Sony BMG Music (Canada)
Rolling Stone: star rating
Community: star rating
5 3.5 0
October 1, 2001

On Cuttin' Heads, the fifty-year-old John Mellencamp deals with middle age by addressing both external issues like race and the state of the nation (using feisty candor) and matters of the heart (using an unusually restrained and confessional delivery). Put the personal and political halves together, and you've got a portrait of the artist as a not-so-young man. He's righteously indignant about racial divisions on "Cuttin' Heads" but streaks blunt realism with unsinkable idealism on "Peaceful World," a singalong with neo-soul songwriter India.Arie. Mellencamp is canny and funny on the topic of the fairer sex, obsessing about it on "Women Seem," "Worn Out Nervous Condition" and "Shy."

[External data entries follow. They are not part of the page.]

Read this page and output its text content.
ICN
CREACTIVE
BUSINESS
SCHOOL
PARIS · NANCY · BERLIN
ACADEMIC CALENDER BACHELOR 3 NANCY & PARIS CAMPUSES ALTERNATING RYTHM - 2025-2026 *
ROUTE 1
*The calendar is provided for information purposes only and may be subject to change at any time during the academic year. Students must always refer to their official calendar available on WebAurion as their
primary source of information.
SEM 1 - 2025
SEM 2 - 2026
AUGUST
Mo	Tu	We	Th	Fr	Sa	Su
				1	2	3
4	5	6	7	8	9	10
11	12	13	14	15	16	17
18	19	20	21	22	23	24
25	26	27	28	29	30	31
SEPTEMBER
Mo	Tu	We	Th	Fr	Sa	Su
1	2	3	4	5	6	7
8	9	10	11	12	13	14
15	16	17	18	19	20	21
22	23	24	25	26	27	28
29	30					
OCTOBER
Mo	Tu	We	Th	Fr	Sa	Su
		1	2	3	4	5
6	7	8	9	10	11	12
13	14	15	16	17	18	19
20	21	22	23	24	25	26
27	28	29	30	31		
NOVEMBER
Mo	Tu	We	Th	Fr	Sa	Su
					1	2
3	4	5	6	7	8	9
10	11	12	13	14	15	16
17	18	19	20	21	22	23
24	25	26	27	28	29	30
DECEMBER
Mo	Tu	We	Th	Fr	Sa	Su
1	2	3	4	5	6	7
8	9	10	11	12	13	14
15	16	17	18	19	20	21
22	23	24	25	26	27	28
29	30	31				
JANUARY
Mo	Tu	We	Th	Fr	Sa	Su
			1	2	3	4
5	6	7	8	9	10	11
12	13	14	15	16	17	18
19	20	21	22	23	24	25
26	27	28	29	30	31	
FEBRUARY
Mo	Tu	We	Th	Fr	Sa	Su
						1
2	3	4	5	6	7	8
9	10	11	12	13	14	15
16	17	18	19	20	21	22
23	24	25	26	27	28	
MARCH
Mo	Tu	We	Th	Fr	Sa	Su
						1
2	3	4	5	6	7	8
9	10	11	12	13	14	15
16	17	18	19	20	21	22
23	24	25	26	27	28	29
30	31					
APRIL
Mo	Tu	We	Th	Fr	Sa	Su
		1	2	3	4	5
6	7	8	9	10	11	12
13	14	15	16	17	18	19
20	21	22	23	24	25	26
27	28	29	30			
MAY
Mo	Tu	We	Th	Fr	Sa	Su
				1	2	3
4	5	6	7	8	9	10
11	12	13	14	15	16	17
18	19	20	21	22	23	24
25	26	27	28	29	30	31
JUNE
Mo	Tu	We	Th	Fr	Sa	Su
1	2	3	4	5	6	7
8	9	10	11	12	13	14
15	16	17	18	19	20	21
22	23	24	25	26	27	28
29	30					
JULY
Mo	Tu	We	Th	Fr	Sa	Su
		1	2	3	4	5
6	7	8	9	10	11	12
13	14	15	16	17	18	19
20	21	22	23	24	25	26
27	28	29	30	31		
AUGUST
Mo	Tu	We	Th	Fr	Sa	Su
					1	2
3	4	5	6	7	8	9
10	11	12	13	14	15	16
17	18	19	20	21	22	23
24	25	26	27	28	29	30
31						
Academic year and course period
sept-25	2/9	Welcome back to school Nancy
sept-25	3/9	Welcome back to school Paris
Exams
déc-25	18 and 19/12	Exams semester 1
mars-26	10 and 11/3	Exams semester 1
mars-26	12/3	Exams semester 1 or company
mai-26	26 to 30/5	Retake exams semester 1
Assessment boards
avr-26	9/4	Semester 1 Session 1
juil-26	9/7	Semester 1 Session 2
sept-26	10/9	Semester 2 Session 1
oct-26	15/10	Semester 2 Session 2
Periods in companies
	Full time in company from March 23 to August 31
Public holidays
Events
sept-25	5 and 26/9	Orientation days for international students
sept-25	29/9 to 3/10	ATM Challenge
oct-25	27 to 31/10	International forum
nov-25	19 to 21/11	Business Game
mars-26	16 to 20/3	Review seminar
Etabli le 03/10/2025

The title track will surely garner the most attention. This soulful shout-out tells the travails of an interracial couple and jabs at entertainers who use the word nigga with a potent rap from Chuck D of Public Enemy (who bellows, "Die, n-word, die/But I wanna live/Let's ride"). Despite this hip-hop opening, the rest of Cuttin' Heads has more in common with the organic, rootsy Lonesome Jubilee than Mellencamp's genre-bridging 1996 experiment, Mr. Happy Go Lucky. Various and sundry instruments — from omnipresent acoustic and electric guitars to violin, flute, organ, pedal steel, banjo and mandolin — weave in and out of these leanly arranged tunes. Percussion is much in evidence and even lends a Santana-esque texture to "Just Like You." Mellencamp, as usual, writes strikingly about the heart ("Deep Blue Heart") and the heartland ("Crazy Island"), the twin concerns on an album that manages to be at once old-fashioned and very contemporary.